Mit dem DigitalPakt wurde versucht, Schulen die Anschaffung einer umfassenden digitalen Ausstattung zu ermöglichen. Neben dem hohen organisatorischen Aufwand, Medienentwicklungspläne und pädagogische Medienkonzepte zu generieren, stellen externe Einflussfaktoren wie die Abhängigkeit einzelner Schulen von kommunalen Schulträgern oder Ländern ein zentrales Problem dar, das viele Schulen als herausfordernd empfinden.

Für die Digitalisierung der Schulen stellt der DigitalPakt Milliarden Euro bereit, doch etliche Hürden hemmen die zügige Verwendung der Gelder © stock.adobe.com, Fokussiert
Thema Schulentwicklung & Medienausstattung Veröffentlicht 04.11.2022

Nun plant die Ampelkoalition den DigitalPakt 2.0 und die zentrale Frage lautet: Was hat der Digitalpakt bisher bewirkt und was kann und vor allem was muss beim DigitalPakt 2.0 besser laufen? Un­ser Redaktionsleiter Micha Pallesche sprach hierzu mit ausgewählten Expert:innen.

Die genannten Gründe werden in der Studie „Umsetzung des DigitalPakts Schule – Wirkungsweisen und Problemlagen” der Universität Hildesheim (Rohde, Wrase 2022) aufgeführt. Auch deshalb wurden von den zur Verfügung stehenden 6,5 Milliarden Euro (inklusive Coronahilfen I bis III) lediglich die Hälfte geplant und nur ca. ein Fünftel der Gelder ausgegeben (Stand 4. März 2022, BMBF 2022). Bildung+ fragt dazu vier Expert:innen aus den Bereichen Schule, Bildungsforschung, Medienzentren und aus Estland, einem Land, das weltweit in Sachen Digitalisierung eine Vorreiterrolle einnimmt.
Jörg Schumacher leitete seit vielenJahren das Stadtmedienzentrum in Karlsruhe und ist mitverantwortlich für das Konzeptpapier „Medienmoderne Schule - IT-Schulstadt Karlsruhe“, das bereits 2018 den Umsetzungsrahmen für den DigitalPakt der Stadt Karlsruhe darstellte. Silke Müller leitet die Waldschule Hatten, eine „Smart School“, die deutschlandweit eine der Vorzeigeschulen in den Bereichen Digitalisierung und digitale Ethik ist.
Prof. Dr. Frank Thissen ist Hochschullehrer an der Hochschule der Medien in Stuttgart, der neben seiner forschenden Tätigkeit vor allem im Kontext Schule zahlreiche Medien- und Tabletprojekte begleitete, aber auch das Thema Schulbau im Blick hat.

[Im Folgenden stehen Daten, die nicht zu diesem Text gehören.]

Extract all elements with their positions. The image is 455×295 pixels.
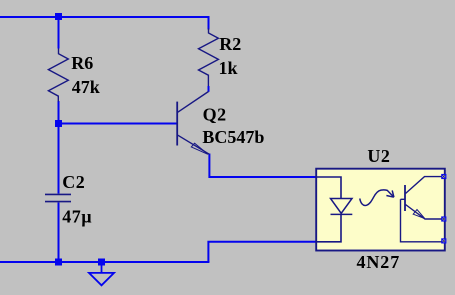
wire base: middle node to Q2 base xyxy=(59,123,177,125)
U2 pin 5 (top right) xyxy=(441,174,446,179)
optocoupler U2 body xyxy=(316,169,445,251)
wire R2 drop from top rail xyxy=(208,17,210,30)
svg-text:R6: R6 xyxy=(71,53,93,73)
wire riser from bottom rail to U2 lower pin xyxy=(208,242,315,262)
U2 LED cathode lead xyxy=(317,214,341,241)
svg-text:BC547b: BC547b xyxy=(202,127,264,147)
U2 pin 6 (bottom right) xyxy=(441,238,446,243)
node junction bottom (C2/bottom rail) xyxy=(55,259,62,266)
wire C2 bottom lead xyxy=(58,203,60,263)
U2 LED anode lead xyxy=(317,177,341,199)
svg-text:R2: R2 xyxy=(219,34,241,54)
capacitor C2 xyxy=(45,194,71,201)
U2 light coupling arrow xyxy=(360,190,394,206)
svg-text:U2: U2 xyxy=(367,146,390,166)
wire R6 drop from top rail xyxy=(58,17,60,49)
svg-text:4N27: 4N27 xyxy=(357,252,401,272)
svg-text:47µ: 47µ xyxy=(62,207,92,227)
U2 pin 4 (middle right) xyxy=(441,216,446,221)
resistor R2 xyxy=(199,29,219,87)
transistor Q2 xyxy=(177,92,209,155)
wire top rail xyxy=(0,16,210,18)
ground xyxy=(89,264,114,285)
svg-text:Q2: Q2 xyxy=(203,105,227,125)
node junction middle (R6/C2/base) xyxy=(55,120,62,127)
resistor R6 xyxy=(48,49,68,102)
svg-text:47k: 47k xyxy=(72,77,100,97)
wire Q2 emitter to U2 upper pin xyxy=(209,154,315,178)
wire bottom rail xyxy=(0,261,209,263)
node junction top (R6/top rail) xyxy=(55,13,62,20)
wire R2 bottom to Q2 collector xyxy=(208,86,210,92)
svg-text:C2: C2 xyxy=(62,172,85,192)
wire C2 top lead xyxy=(58,124,60,194)
wire R6 bottom to middle node xyxy=(58,101,60,124)
U2 LED diode D xyxy=(331,199,353,215)
U2 phototransistor xyxy=(401,177,444,242)
svg-text:1k: 1k xyxy=(219,58,238,78)
node junction ground xyxy=(98,259,105,266)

Dr. Til Assman, Honorarkonsul der Republik Estland in Bremen und Niedersachsen, der als Speaker und Referent gerne aus den Erfahrungen in Estland berichtet.

„Ein Meisterwerk des deutschen Amtsschimmels“

Haben wir in Deutschland mit dem DigitalPakt der Schulen die Weichen gestellt?
Jörg Schumacher: Der DigitalPakt 1.0 ist lediglich ein Start in die richtige Richtung. Hier geht es um erste pädagogische und methodische Überlegungen für den Einsatz digitaler Technologien im Unterricht (Medien­entwicklungspläne). Diese sollten als erste Arbeitshypothesen betrachtet werden, die anschließend Schritt für Schritt ggfs. verworfen, erweitert und weiterentwickelt werden.
Ich gehe davon aus, dass die Verwendung digitaler und mobiler Technologien im Unterricht das schulische Lernen gänzlich verändern und schließlich zu einer neuen Form der Schule als Lernumgebung führen wird.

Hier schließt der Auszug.